For Third-party Model, provide the following information:
Field Description
Provider
Select from one of the supported third-party AI embedding model providers. Options include:
  • OCI Generative AI
  • Open AI
  • Cohere
  • Google
  • Anthropic
  • Hugging Face
  • Mistral AI
  • Vertex AI
Model Mention the embedding model to be used, for example, Gemini Embedding-001, or text-embedding-3-small.
URL Provide the URL of the platform from where the third-party embedding model file can be accessed or downloaded/subscribed.
Credential Schema Select the database schema where the AI credential corresponding to the selected Model (or Model provider) is stored.
Credential Select one from the list of available credentials that can be used with the selected Model.


Third-party Embedding model

To set the destination where you want the generated embeddings to get stored, in the Embedding Destination section of the DB Navigator - Vector Toolbox, first select the Destination. You can either store the generated vector embeddings in an existing database table or create a new table.

If you select Existing table as your preferred Destination, set the following parameters:
Field Description
Schema Select the database schema where the vector embeddings will be stored.
Table Select the database table within the schema where the vector embeddings will be stored.
Data column Select the table column to store the embedding text data.
Embedding column Select the table column to store the embedding vector.
Metadata column Select the table column to store embedding metadata. Metadata is stored only for file systems and not when the source data is from DB tables.

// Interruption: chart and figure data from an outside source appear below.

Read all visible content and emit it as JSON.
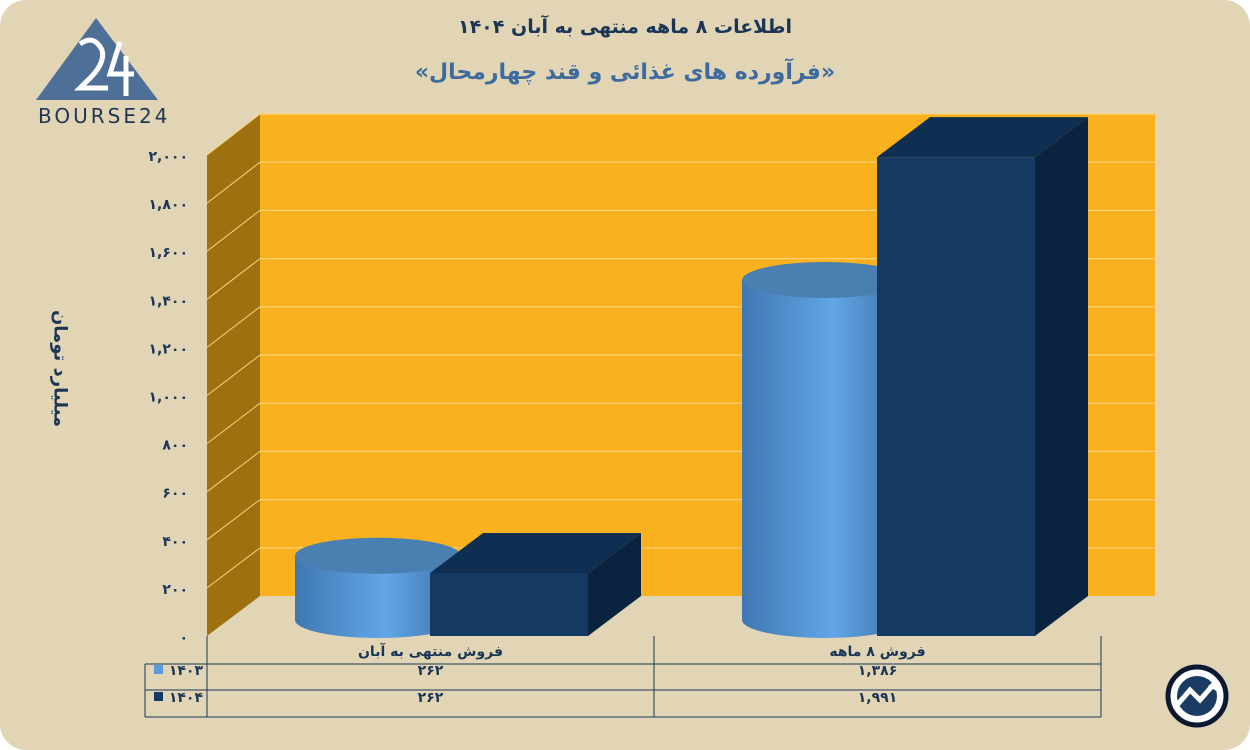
{
  "header": {
    "line1": "اطلاعات ۸ ماهه منتهی به آبان ۱۴۰۴",
    "line2": "«فرآورده های غذائی و قند چهارمحال»"
  },
  "brand": {
    "logo_text": "BOURSE24"
  },
  "chart_data": {
    "type": "bar",
    "title": "«فرآورده های غذائی و قند چهارمحال»",
    "ylabel": "میلیارد تومان",
    "ylim": [
      0,
      2000
    ],
    "yticks": [
      0,
      200,
      400,
      600,
      800,
      1000,
      1200,
      1400,
      1600,
      1800,
      2000
    ],
    "ytick_labels": [
      "۰",
      "۲۰۰",
      "۴۰۰",
      "۶۰۰",
      "۸۰۰",
      "۱,۰۰۰",
      "۱,۲۰۰",
      "۱,۴۰۰",
      "۱,۶۰۰",
      "۱,۸۰۰",
      "۲,۰۰۰"
    ],
    "categories": [
      "فروش منتهی به  آبان",
      "فروش  ۸  ماهه"
    ],
    "series": [
      {
        "name": "۱۴۰۳",
        "values": [
          262,
          1386
        ],
        "value_labels": [
          "۲۶۲",
          "۱,۳۸۶"
        ],
        "color": "#5a9ad8",
        "shape": "cylinder"
      },
      {
        "name": "۱۴۰۴",
        "values": [
          262,
          1991
        ],
        "value_labels": [
          "۲۶۲",
          "۱,۹۹۱"
        ],
        "color": "#143a63",
        "shape": "box"
      }
    ],
    "grid": true,
    "legend": "table-left",
    "colors": {
      "wall": "#f9b21d",
      "side_wall": "#9e7110",
      "gridline": "#fbd27a"
    }
  }
}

Embedding Destination - Existing DB Table

If you select New table as your preferred Destination, set the following parameters:

Field Description
Schema Select the database schema where the vector embeddings will be stored.
Table name Select the database table within the schema where the vector embeddings will be stored.
Key column By default, the Key column name is ID. You can change the Key column name where the vector ID is stored.
Text column (CLOB) Mention the column name to store embedding text data.
Vector column (VECTOR) Mention the column name to store the embedding vector.
Metadata column (JSON) Mention the column name to store embedding metadata.


Embedding Destination as New DB table

Once you have configured all the fields for Data Source, Chunk Configuration, Embedding Model, and Embedding Destination in the Vector Toolbox, click Create Embeddings to start generating vector embeddings. After successful generation, the vector embeddings get stored in the destination table you configured.